Once upon a time it was certainly healthier to live in the country. Urban dwellers generally lived in conditions markedly inferior to those of their country cousins who enjoyed clean air, fresh food and a comparatively unpolluted environment. This reality has changed with the great public health measures of the last two centuries, and - at least in more developed countries - better economic conditions in big cities. Urban hospitals and public and private health services have all been available for a long time.
The pendulum has now swung the other way. Data shows that both Indigenous and non-Indigenous Australians who live in the bush experience worse health and die younger than their city counterparts. The reasons for this swing are diverse, although often inter-related: a rural culture which supports risky behaviours; industry (including agriculture) with the highest rates of injury; and low levels of education and income are all implicated. Less access to health services is obviously a factor too.
While some of these issues are not easily addressed through policy frameworks, the distribution of health services is - or should be. Although most rural health services (including the number and distribution of GPs and hospitals) just grew haphazardly in response to the inclinations or needs of individuals or specific communities, for some time now they have been subject to layers of federal, state and district authorities all of which would profess to operate within policy frameworks. These frameworks must be presumed to focus on optimising health and minimising illness.
So how is it that people who live in rural and remote Australia miss out when it comes to the programs which implement these policies? At present, the benefits of three major national health programs - Medicare, the Pharmaceutical Benefit Scheme (PBS) and the Private Health Insurance Subsidy - are not shared equitably between urban and rural Australia.
Shortfalls in the GP and specialist workforce resulting from short-sighted policies a decade ago, exacerbate other factors which constrain the recruitment and retention of rural doctors. The Australian Health Care Agreements which provide about half the funding for all public hospitals also do nothing to preserve local hospitals for rural communities.
Medicare is predicated upon equity. Yet the third of the population that lives outside the cities receives only 21 per cent of Medicare-funded services. Calculations based on 1999-2000 statistics suggest that while the average per capita Medicare benefit per annum paid in metropolitan areas was $125.59, it was $84.91 in other parts of the country.
Which means that about $221,009,162 of the Medicare levy collected in non-urban areas flowed back to subsidise metropolitan services. The figures will have changed since then, but not the proportions or the inequity. The main reason for this is the shortage of doctors available to provide services in the country.
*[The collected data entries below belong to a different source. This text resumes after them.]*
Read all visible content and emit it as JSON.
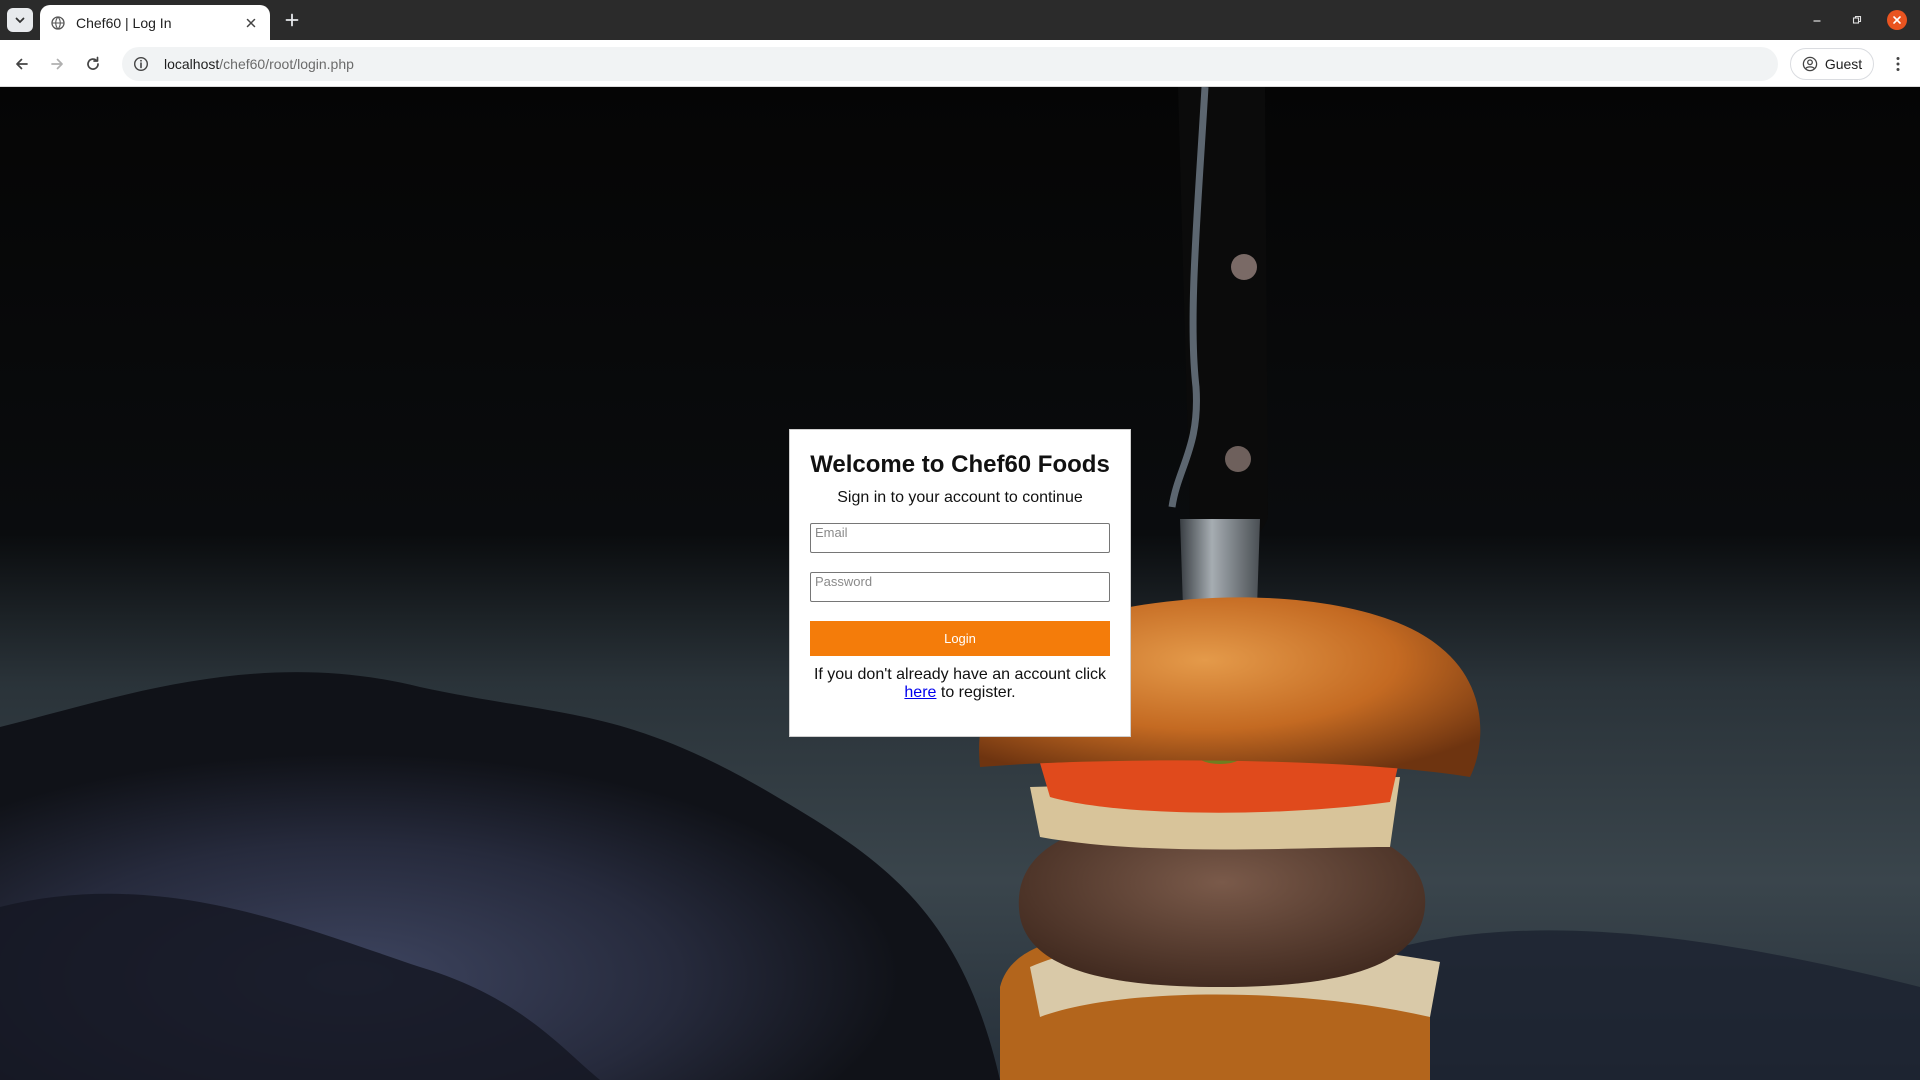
{
  "browser": {
    "tab": {
      "title": "Chef60 | Log In"
    },
    "address": {
      "host": "localhost",
      "path": "/chef60/root/login.php"
    },
    "profile": {
      "label": "Guest"
    },
    "icons": {
      "tab_list": "chevron-down-icon",
      "favicon": "globe-icon",
      "tab_close": "close-icon",
      "new_tab": "plus-icon",
      "back": "arrow-left-icon",
      "forward": "arrow-right-icon",
      "reload": "reload-icon",
      "site_info": "info-icon",
      "profile": "person-icon",
      "menu": "kebab-menu-icon"
    }
  },
  "login": {
    "heading": "Welcome to Chef60 Foods",
    "subheading": "Sign in to your account to continue",
    "email_placeholder": "Email",
    "password_placeholder": "Password",
    "button_label": "Login",
    "register_prefix": "If you don't already have an account click",
    "register_link": "here",
    "register_suffix": "to register."
  },
  "colors": {
    "accent": "#f47c0a",
    "link": "#0000ee",
    "close_button": "#e95420"
  }
}
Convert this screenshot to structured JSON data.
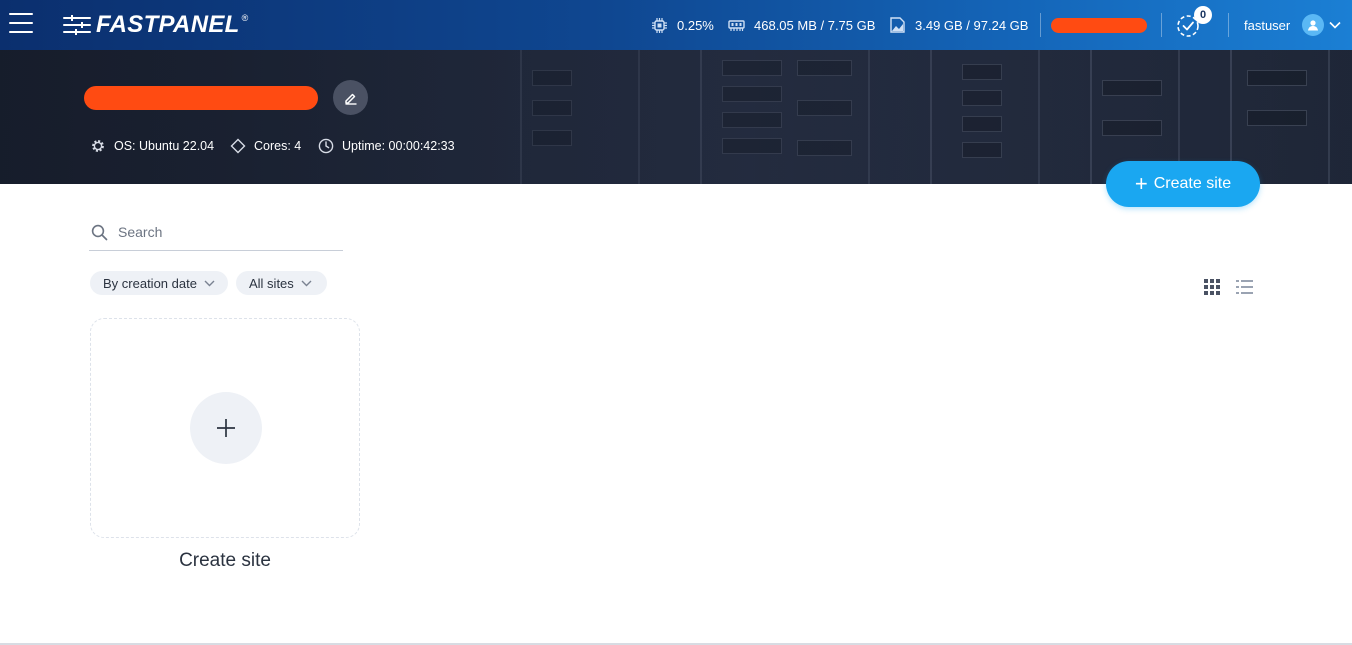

Similarly, rural access to medicines subsidised through the PBS is limited by the number of doctors available to prescribe them.
There is good international evidence that heavy reliance on private sector funding of health services results in higher overall public expenditure on health. Current public policies to support private health insurance are not only costly, and of doubtful effectiveness - if the aim is to support private hospitals in order to ease the load on public hospitals, they are downright unfair.
Private hospitals are naturally more likely to be located where there are large numbers of patients. Obviously this is not in smaller towns. Incomes are generally lower in rural areas and apart from the ever-rising expense of private health insurance, there is little point in taking it out when the chances of using it are slight. In 2003, it was estimated that regional and rural Australia received approximately $100 million less of the private health insurance rebate than it would have if federal funding had been allocated on a per capita basis.
So much for the uneven impact of the major funding programs. As anyone who reads a newspaper knows, there are not enough doctors in the bush. Canberra-based consultancy Access Economics has estimated that nearly half (44 per cent) of the rural population lives in an area of severe medical workforce shortfall.
Fertility rates are higher in rural Australia and state and federal governments are loudly supporting regional and rural sustainable growth which can only be done if the population of working (and reproductive) age people is retained and increased. Yet, over 120 rural maternity units have been closed in Australia over the last decade.
How does this happen in a nation where we love our sunburnt country and have enshrined a fair go for all in our policy rhetoric?